By Divya Balji
Canada’s $2.2 trillion stock market has hit multiple records this year but that’s not impressing foreign investors.
The nation’s equities are on pace to record the lowest foreign inflows since 2012, according to data compiled by Bloomberg — just $970 million as of the end of August. Overseas investors have sold out of Canadian stocks for five out of eight months this year. This comes as the S&P/TSX Composite Index gained more than 14%, putting it among the best developed equity markets it the world.
“At times of risk — macro, geopolitics or trade — investors sell assets from other areas and focus on the safety of U.S. equities,” said Greg Taylor, chief investment officer at Purpose Investments. “Canada, being a small weight in many global benchmarks, is easy to ignore and from an equity point of view is thought of as acting closer to emerging markets, given its resource exposure.”
In addition to global turmoil, investors now have a minority government led by Prime Minister Justin Trudeau to deal with.
Canada has traditionally been seen as a destination for investors looking for a higher risk-reward ratio with energy and mining stocks making up almost a third of the benchmark. But the energy sector has been flailing as foreign companies pull investment from oil sands projects amid a slump in Canadian crude versus the U.S. benchmark due to pipeline bottlenecks.
“Sector exposure is also a reason for a lack of foreign investment,” Taylor said. “Increasingly we are hearing international investors are concerned with the lack of pipelines being built and a widening pricing discount.”
With the loss of a majority in parliament, Trudeau’s Liberal Party will need support from parties such as the New Democrats or the Bloc Quebecois to get legislation through. While Trans Mountain has already been approved by cabinet, both parties have previously expressed opposition to the project and oil pipelines in general.
“It will be a less popular destination for international funds, for money, for investing,” said Thomas Caldwell, chairman of Caldwell Securities Ltd. “My gut feel is we will see deficits, we will see less productive spending, less attractive environment to invest funds.”
A rising Canadian dollar hasn’t been enough to tempt foreign investors into stocks. The loonie is the top-performing currency against the U.S. dollar among its global peers this year, rising more than 4%, for those attracted to a sound economy and scorching job market.
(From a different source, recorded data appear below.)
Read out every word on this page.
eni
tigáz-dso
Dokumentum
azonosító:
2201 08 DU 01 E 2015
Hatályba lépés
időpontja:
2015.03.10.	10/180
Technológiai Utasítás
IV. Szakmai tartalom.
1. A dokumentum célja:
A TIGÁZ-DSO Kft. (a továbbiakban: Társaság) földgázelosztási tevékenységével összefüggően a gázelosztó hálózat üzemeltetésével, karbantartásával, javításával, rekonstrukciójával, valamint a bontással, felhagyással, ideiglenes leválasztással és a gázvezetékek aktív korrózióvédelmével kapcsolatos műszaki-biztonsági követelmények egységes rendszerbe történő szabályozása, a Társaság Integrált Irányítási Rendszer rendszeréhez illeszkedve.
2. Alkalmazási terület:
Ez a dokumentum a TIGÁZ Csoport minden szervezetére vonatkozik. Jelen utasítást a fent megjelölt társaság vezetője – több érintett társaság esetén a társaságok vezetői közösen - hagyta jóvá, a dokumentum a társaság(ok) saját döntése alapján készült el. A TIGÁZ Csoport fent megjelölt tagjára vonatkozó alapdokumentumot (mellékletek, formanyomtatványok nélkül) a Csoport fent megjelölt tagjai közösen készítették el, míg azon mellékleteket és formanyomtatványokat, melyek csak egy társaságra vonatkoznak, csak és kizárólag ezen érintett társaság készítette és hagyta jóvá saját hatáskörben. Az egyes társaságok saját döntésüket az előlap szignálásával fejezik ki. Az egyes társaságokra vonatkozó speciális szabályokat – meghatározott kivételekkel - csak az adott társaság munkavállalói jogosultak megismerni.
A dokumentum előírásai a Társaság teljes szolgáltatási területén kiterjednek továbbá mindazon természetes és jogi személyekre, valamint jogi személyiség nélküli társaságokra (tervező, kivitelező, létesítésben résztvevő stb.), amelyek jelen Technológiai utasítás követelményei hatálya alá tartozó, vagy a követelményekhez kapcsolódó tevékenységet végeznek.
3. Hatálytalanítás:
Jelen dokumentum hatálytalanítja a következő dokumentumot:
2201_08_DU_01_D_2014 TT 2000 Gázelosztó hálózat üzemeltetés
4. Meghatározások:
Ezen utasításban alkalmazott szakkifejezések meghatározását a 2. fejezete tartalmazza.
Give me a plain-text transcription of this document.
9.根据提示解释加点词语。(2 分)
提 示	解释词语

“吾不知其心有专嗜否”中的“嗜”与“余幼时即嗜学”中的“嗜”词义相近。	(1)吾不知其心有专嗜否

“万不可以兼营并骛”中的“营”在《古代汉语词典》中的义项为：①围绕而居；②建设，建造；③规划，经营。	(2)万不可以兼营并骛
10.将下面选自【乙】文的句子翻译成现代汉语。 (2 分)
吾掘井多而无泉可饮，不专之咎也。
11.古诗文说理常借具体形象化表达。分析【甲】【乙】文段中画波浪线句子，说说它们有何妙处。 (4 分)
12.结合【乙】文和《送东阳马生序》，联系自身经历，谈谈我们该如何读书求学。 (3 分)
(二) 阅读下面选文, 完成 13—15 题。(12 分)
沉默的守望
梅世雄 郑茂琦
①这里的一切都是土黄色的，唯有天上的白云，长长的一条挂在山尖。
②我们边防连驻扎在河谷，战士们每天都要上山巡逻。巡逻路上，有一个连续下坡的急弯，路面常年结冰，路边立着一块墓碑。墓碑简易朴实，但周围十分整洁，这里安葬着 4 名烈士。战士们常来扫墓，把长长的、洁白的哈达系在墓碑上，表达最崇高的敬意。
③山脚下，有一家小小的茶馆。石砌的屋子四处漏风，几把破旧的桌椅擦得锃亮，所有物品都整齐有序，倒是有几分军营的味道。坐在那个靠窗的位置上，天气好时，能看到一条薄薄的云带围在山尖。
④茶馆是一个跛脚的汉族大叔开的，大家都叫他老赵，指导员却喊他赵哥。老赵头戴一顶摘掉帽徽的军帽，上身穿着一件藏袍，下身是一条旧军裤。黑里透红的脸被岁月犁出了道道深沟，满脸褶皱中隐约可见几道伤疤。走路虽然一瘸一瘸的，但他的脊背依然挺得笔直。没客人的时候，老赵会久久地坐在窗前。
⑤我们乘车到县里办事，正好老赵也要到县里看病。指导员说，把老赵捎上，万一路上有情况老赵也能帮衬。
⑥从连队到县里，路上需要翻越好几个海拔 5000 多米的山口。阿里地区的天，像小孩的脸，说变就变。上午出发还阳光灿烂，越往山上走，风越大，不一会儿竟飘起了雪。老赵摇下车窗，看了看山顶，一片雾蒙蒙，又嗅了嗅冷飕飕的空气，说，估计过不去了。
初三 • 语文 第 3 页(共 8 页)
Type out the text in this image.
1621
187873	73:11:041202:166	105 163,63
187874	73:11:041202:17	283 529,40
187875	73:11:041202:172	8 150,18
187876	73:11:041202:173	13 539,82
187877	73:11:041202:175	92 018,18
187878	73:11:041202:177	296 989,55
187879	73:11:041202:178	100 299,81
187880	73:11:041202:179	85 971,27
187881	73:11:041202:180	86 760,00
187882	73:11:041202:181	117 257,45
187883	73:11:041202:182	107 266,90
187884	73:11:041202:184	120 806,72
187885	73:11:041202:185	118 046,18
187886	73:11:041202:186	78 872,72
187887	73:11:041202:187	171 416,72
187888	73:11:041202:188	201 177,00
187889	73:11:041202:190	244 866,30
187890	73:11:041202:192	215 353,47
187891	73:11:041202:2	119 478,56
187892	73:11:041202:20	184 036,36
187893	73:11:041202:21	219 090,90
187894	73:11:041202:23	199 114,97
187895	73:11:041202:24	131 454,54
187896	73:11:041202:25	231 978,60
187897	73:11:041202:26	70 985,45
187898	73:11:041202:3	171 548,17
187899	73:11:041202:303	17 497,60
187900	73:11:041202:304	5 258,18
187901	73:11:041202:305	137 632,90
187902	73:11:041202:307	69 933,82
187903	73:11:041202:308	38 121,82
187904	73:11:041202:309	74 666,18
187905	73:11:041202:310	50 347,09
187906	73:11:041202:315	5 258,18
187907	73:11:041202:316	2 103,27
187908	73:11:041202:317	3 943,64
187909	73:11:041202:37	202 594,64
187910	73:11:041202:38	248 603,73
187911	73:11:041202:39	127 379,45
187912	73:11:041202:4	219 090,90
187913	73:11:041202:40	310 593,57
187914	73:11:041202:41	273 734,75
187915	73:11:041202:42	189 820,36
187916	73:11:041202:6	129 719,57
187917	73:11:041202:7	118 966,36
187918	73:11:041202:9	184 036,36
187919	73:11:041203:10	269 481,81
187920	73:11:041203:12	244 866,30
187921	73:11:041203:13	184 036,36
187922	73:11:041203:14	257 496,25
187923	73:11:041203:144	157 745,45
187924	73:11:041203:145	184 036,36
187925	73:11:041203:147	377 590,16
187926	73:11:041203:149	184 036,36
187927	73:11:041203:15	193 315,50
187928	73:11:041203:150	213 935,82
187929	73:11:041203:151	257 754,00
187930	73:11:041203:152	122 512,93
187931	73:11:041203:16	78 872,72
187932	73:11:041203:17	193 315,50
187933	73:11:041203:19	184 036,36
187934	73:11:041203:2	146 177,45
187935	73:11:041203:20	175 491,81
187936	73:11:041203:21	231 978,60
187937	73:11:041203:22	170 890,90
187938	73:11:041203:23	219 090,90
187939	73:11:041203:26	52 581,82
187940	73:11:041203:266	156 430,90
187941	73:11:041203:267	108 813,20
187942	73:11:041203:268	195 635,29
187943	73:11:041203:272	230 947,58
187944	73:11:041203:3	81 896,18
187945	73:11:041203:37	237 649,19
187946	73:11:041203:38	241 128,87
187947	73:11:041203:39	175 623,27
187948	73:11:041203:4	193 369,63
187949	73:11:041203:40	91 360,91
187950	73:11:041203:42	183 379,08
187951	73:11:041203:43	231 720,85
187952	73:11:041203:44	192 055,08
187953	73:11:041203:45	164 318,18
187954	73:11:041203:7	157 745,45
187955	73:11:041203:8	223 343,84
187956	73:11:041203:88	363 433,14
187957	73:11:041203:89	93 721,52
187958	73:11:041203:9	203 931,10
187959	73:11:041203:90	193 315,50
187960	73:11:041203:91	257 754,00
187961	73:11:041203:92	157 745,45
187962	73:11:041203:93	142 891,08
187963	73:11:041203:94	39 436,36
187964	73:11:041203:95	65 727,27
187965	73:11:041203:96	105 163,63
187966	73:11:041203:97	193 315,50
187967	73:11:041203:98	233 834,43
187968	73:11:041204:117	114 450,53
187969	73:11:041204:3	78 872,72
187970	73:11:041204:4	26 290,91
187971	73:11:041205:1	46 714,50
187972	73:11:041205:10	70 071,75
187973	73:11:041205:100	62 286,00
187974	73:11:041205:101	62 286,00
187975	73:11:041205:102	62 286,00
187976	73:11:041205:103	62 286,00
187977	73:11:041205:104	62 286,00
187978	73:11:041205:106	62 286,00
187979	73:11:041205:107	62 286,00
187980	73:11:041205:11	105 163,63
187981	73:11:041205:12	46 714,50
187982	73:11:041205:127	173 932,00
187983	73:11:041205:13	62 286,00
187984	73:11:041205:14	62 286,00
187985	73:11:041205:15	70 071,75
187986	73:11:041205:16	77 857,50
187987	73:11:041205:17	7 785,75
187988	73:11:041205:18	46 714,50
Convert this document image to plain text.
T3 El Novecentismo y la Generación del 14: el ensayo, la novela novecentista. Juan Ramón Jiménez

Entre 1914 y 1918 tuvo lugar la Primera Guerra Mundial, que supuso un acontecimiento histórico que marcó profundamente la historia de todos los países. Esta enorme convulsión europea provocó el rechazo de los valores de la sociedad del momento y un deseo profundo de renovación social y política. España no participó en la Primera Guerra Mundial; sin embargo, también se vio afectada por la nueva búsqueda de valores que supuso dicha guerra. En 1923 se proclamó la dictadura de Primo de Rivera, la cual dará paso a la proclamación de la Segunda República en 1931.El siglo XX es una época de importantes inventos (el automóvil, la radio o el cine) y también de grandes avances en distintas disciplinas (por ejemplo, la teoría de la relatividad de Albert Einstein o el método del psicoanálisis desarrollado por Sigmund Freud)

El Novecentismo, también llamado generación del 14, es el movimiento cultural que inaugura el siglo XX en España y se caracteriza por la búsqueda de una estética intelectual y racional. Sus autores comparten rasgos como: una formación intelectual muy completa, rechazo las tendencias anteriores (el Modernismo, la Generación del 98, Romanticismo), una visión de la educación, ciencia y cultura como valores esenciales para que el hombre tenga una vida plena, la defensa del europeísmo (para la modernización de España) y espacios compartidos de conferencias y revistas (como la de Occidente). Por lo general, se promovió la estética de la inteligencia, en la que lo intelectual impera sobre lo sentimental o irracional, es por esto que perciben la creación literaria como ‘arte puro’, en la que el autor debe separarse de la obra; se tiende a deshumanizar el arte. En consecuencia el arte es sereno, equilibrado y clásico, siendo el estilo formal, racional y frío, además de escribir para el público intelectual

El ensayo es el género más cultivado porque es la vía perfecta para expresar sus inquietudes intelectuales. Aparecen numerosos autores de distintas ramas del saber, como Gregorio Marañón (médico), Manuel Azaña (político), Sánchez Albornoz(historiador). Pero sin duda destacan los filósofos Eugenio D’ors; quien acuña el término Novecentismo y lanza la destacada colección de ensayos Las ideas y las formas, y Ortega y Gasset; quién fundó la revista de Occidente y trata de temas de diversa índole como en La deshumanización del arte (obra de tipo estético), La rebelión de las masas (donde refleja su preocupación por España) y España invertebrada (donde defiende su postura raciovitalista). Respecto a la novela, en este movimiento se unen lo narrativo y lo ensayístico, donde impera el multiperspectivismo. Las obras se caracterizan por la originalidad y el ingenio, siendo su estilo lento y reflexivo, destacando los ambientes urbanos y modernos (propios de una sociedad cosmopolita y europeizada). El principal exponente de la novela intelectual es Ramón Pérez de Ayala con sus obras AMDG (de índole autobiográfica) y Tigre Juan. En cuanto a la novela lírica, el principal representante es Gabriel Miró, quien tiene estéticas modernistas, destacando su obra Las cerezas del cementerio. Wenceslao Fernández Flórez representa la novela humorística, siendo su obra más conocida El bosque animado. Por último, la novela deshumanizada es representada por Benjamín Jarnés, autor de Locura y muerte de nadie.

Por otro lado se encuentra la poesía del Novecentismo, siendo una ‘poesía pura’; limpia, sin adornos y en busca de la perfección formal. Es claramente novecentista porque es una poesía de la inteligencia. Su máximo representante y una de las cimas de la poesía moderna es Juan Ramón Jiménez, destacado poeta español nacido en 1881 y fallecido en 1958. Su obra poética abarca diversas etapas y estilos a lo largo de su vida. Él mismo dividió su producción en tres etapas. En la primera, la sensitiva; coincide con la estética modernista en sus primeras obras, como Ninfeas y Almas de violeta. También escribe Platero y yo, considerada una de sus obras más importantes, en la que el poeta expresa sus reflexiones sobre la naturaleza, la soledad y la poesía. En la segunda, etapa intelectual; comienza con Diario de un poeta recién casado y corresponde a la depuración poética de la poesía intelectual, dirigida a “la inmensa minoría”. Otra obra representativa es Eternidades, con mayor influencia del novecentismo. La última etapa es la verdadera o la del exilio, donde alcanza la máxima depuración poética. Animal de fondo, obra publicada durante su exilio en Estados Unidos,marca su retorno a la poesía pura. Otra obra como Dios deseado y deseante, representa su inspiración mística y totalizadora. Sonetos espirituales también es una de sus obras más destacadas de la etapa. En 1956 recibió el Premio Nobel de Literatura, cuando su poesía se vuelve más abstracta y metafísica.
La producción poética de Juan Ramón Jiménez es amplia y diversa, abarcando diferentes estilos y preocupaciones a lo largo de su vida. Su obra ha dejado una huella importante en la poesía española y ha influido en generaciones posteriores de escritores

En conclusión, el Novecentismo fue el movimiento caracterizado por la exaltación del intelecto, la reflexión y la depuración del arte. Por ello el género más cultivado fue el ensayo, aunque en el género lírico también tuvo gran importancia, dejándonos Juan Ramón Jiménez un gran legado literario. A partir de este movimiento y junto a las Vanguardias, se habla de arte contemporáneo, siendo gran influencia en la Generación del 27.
Hedge funds and other large speculators increased net Canadian dollar longs to 12,961 contracts in the week ended Oct. 15, from 5,313 he previous week, according to the Commodity Futures Trading Commission. That was the highest in about a month.
Inflows into bonds haven’t been great either. As of August, net foreign capital in the bond market stood at about $26 billion, compared with $40 billion last year at the same time and $61 billion in 2017.
“We are probably going to continue to see Canadian yields rise along with Treasuries on renewed optimism that global growth concerns will be alleviated,” said Edward Moya, a senior market strategist at Oanda Corp. “The Canadian dollar is likely to remain supported against the greenback but probably not so much against its other major trading partners.”
The strong correlation between foreign flows and the “resource-centric” equity performance is waning this year and that was last seen in 2007 before the global financial crisis, according to Martin Roberge, analyst at Canaccord Genuity.
“While global economic conditions do not look as dire, growth is weak and our momentum indicators are still declining,” he said in an Oct. 21 report. The firm has an underweight call on Canadian stocks and recommends getting back into the market when foreign flows near or fall into “contraction territory.”